Though I was an avid reader as a kid (and still think of myself as a reader, though I'm the negligent member of Book Club), libraries weren't only for reading. To be clear, I do have memories of reading in libraries, too, of discovering Zilpha Keatley Snyder's 'The Headless Cupid' on the shelf and devouring it, of doing the same with 'From the Mixed-Up Filed of Mrs. Basil E. Frankweiler.' But libraries were also places where things HAPPENED. Libraries were community centers.
I'd forgotten about this until, recently, as the city considered cuts, our public libraries were threatened. Though S is still too small to really value books (as anything other than a light morning snack, at least), we live where we do in part because of its proximity to Blackstone, full of books, but more full of events, of opportunities for her (and me) to learn new things, meet new people, broaden our horizons in the way books and, yes, libraries help us do.
What I didn't know was that Blackstone is the city's oldest branch.
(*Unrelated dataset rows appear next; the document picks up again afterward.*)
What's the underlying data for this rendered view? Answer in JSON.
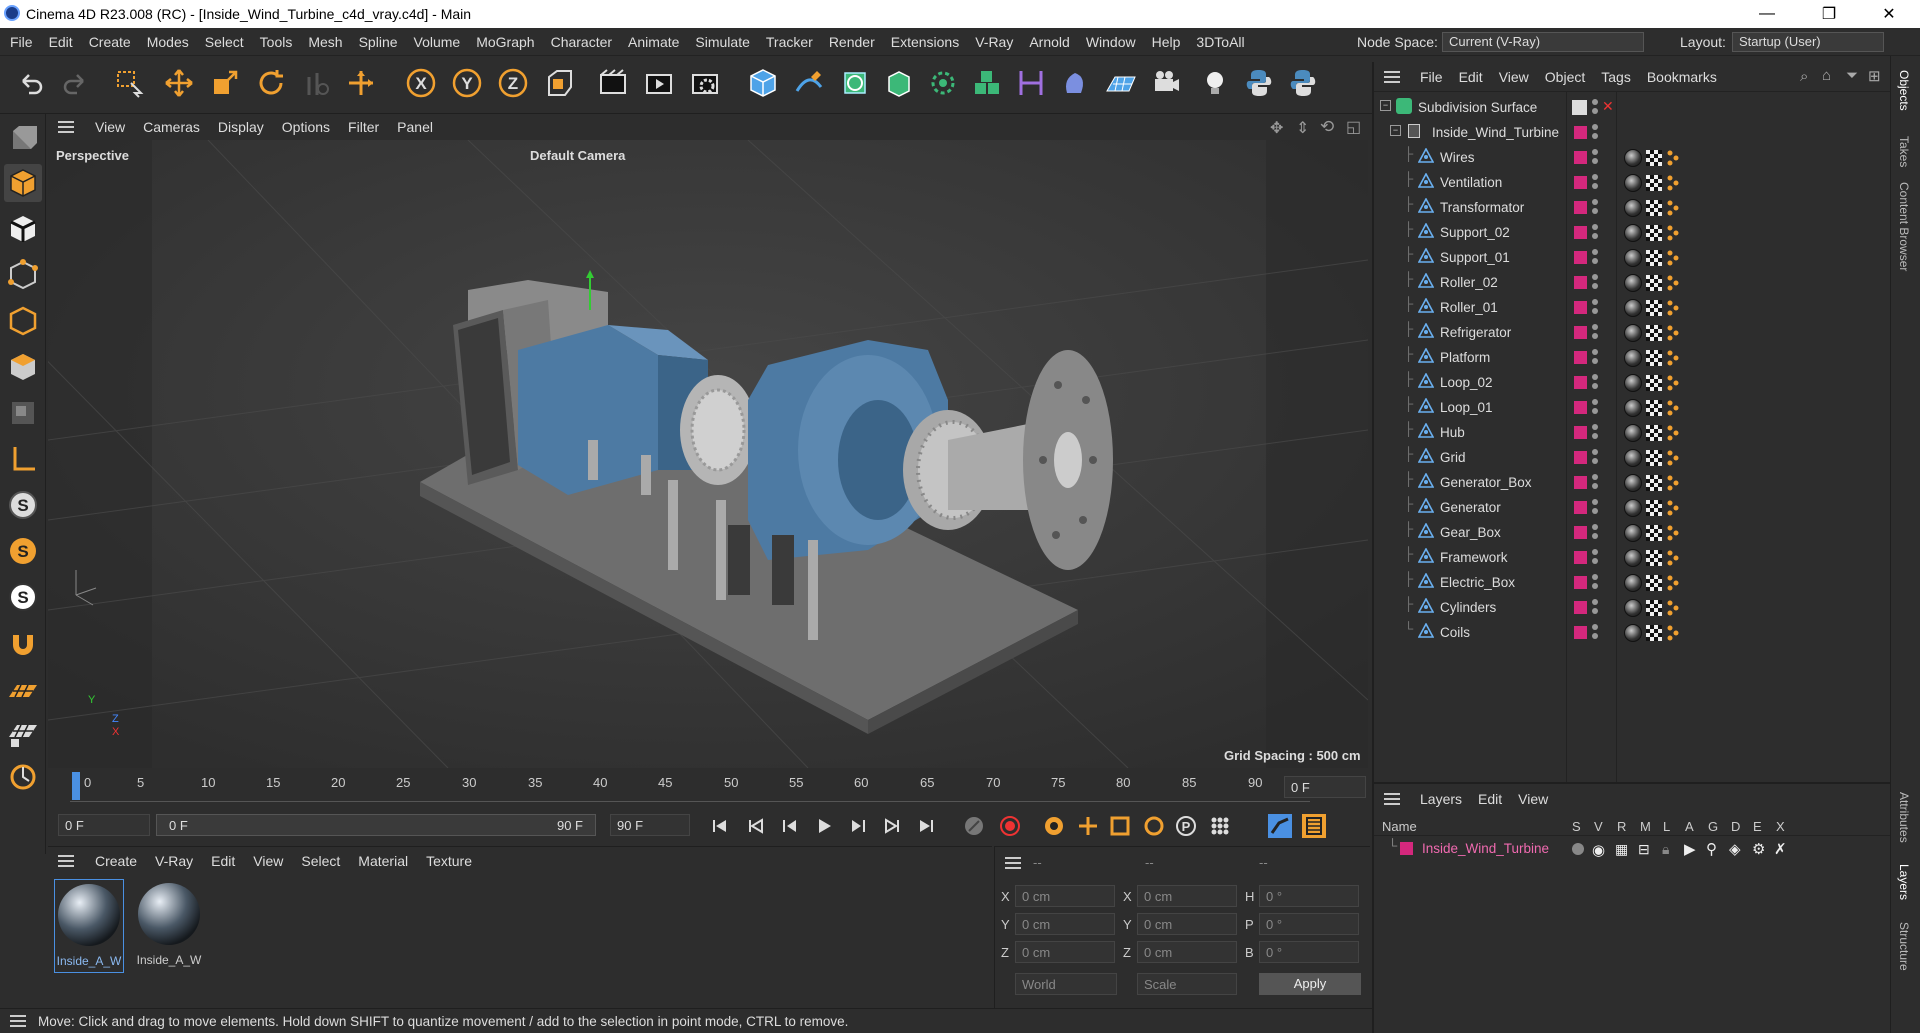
{
  "window": {
    "title": "Cinema 4D R23.008 (RC) - [Inside_Wind_Turbine_c4d_vray.c4d] - Main",
    "minimize": "—",
    "maximize": "❐",
    "close": "✕"
  },
  "menubar": {
    "items": [
      "File",
      "Edit",
      "Create",
      "Modes",
      "Select",
      "Tools",
      "Mesh",
      "Spline",
      "Volume",
      "MoGraph",
      "Character",
      "Animate",
      "Simulate",
      "Tracker",
      "Render",
      "Extensions",
      "V-Ray",
      "Arnold",
      "Window",
      "Help",
      "3DToAll"
    ],
    "node_space_label": "Node Space:",
    "node_space_value": "Current (V-Ray)",
    "layout_label": "Layout:",
    "layout_value": "Startup (User)"
  },
  "viewport": {
    "menu": [
      "View",
      "Cameras",
      "Display",
      "Options",
      "Filter",
      "Panel"
    ],
    "view_name": "Perspective",
    "camera": "Default Camera",
    "grid_spacing": "Grid Spacing : 500 cm",
    "axis_y": "Y",
    "axis_z": "Z",
    "axis_x": "X"
  },
  "timeline": {
    "ticks": [
      "0",
      "5",
      "10",
      "15",
      "20",
      "25",
      "30",
      "35",
      "40",
      "45",
      "50",
      "55",
      "60",
      "65",
      "70",
      "75",
      "80",
      "85",
      "90"
    ],
    "current_frame": "0 F"
  },
  "transport": {
    "start_field": "0 F",
    "range_start": "0 F",
    "range_end": "90 F",
    "end_field": "90 F"
  },
  "materials": {
    "menu": [
      "Create",
      "V-Ray",
      "Edit",
      "View",
      "Select",
      "Material",
      "Texture"
    ],
    "items": [
      {
        "label": "Inside_A_W"
      },
      {
        "label": "Inside_A_W"
      }
    ]
  },
  "coords": {
    "header": [
      "--",
      "--",
      "--"
    ],
    "rows": [
      {
        "a": "X",
        "a_val": "0 cm",
        "b": "X",
        "b_val": "0 cm",
        "c": "H",
        "c_val": "0 °"
      },
      {
        "a": "Y",
        "a_val": "0 cm",
        "b": "Y",
        "b_val": "0 cm",
        "c": "P",
        "c_val": "0 °"
      },
      {
        "a": "Z",
        "a_val": "0 cm",
        "b": "Z",
        "b_val": "0 cm",
        "c": "B",
        "c_val": "0 °"
      }
    ],
    "world": "World",
    "scale": "Scale",
    "apply": "Apply"
  },
  "status": "Move: Click and drag to move elements. Hold down SHIFT to quantize movement / add to the selection in point mode, CTRL to remove.",
  "objects": {
    "menu": [
      "File",
      "Edit",
      "View",
      "Object",
      "Tags",
      "Bookmarks"
    ],
    "root": "Subdivision Surface",
    "group": "Inside_Wind_Turbine",
    "children": [
      "Wires",
      "Ventilation",
      "Transformator",
      "Support_02",
      "Support_01",
      "Roller_02",
      "Roller_01",
      "Refrigerator",
      "Platform",
      "Loop_02",
      "Loop_01",
      "Hub",
      "Grid",
      "Generator_Box",
      "Generator",
      "Gear_Box",
      "Framework",
      "Electric_Box",
      "Cylinders",
      "Coils"
    ]
  },
  "layers": {
    "menu": [
      "Layers",
      "Edit",
      "View"
    ],
    "name_header": "Name",
    "columns": [
      "S",
      "V",
      "R",
      "M",
      "L",
      "A",
      "G",
      "D",
      "E",
      "X"
    ],
    "items": [
      {
        "name": "Inside_Wind_Turbine"
      }
    ]
  },
  "side_tabs": [
    "Objects",
    "Takes",
    "Content Browser",
    "Attributes",
    "Layers",
    "Structure"
  ],
  "colors": {
    "accent": "#4a90e2",
    "layer_pink": "#d4287d",
    "bg": "#2d2d2d"
  }
}
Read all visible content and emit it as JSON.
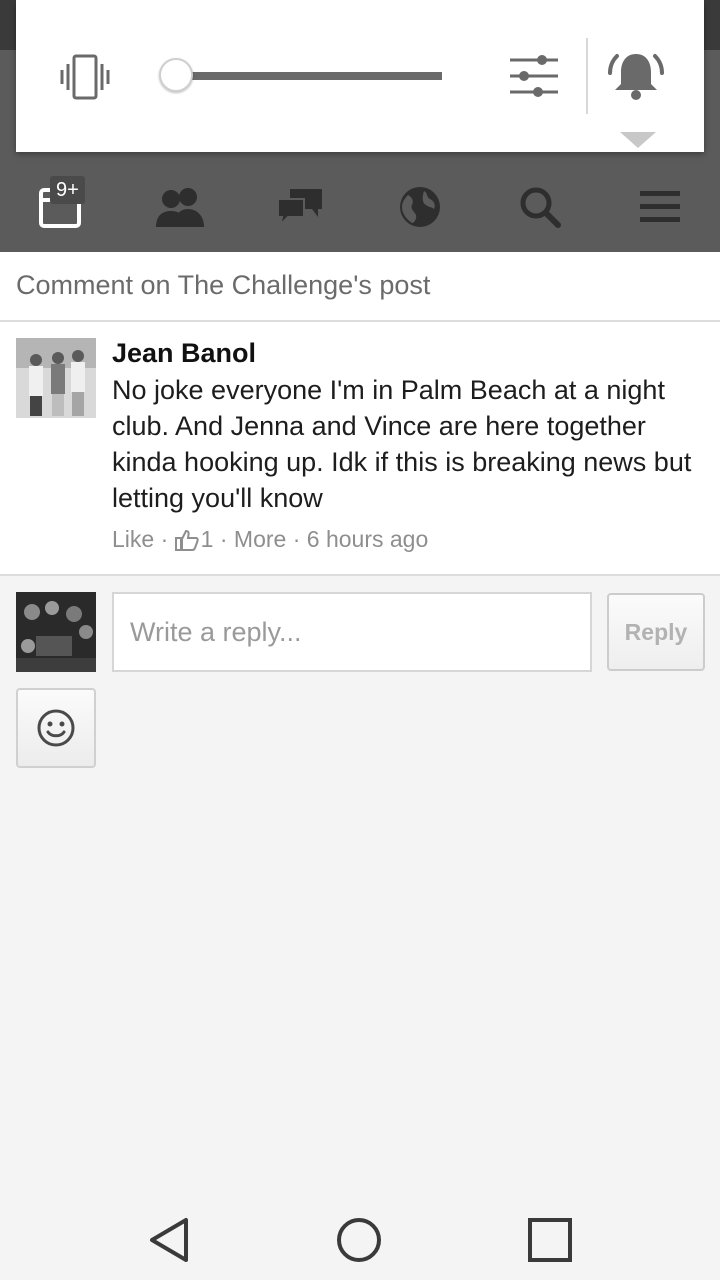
{
  "volume_panel": {
    "level": 0.0,
    "icons": [
      "vibrate-icon",
      "settings-sliders-icon",
      "bell-icon",
      "expand-arrow-icon"
    ]
  },
  "nav_bar": {
    "items": [
      {
        "icon": "notifications-icon",
        "badge": "9+"
      },
      {
        "icon": "friends-icon"
      },
      {
        "icon": "messages-icon"
      },
      {
        "icon": "globe-icon"
      },
      {
        "icon": "search-icon"
      },
      {
        "icon": "menu-icon"
      }
    ]
  },
  "header": {
    "title": "Comment on The Challenge's post"
  },
  "comment": {
    "author": "Jean Banol",
    "text": "No joke everyone I'm in Palm Beach at a night club. And Jenna and Vince are here together kinda hooking up. Idk if this is breaking news but letting you'll know",
    "like_label": "Like",
    "separator": " · ",
    "like_count": "1",
    "more_label": "More",
    "time": "6 hours ago"
  },
  "reply": {
    "placeholder": "Write a reply...",
    "button_label": "Reply"
  },
  "colors": {
    "nav_bg": "#5b5b5b",
    "page_bg": "#f4f4f4"
  }
}
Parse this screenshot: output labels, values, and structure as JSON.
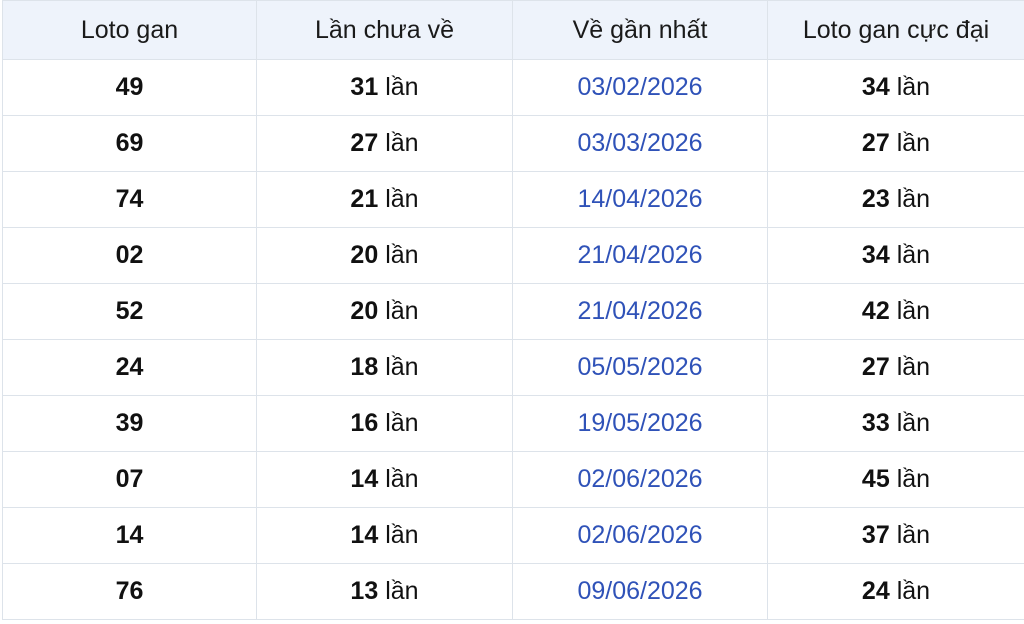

It's been in service for nearly 110 years and, when you think about all the books read and the workshops led, the kids whose worlds expanded, the adults whose minds opened...well, it's pretty powerful stuff. And in light of this, you're probably all crossing your fingers, praying that, after the big budget reveal this week, you'll still be able to take your chitlins to your local branch for some good old-fashioned library fun.
Well good news, folks. It looks like the libraries have been, by and large, spared the dramatic cuts we might all have feared. No closings. Shorter hours for some, but with a conscious effort, it seems, to preserve the times most patronized by the city's wee ones.
So if you find yourself just loathing this 60-degree sunshine and those obnoxiously colorful leaves this weekend, make your way to your local library. And if you see Nathan Something-or-other, tell him I say hello.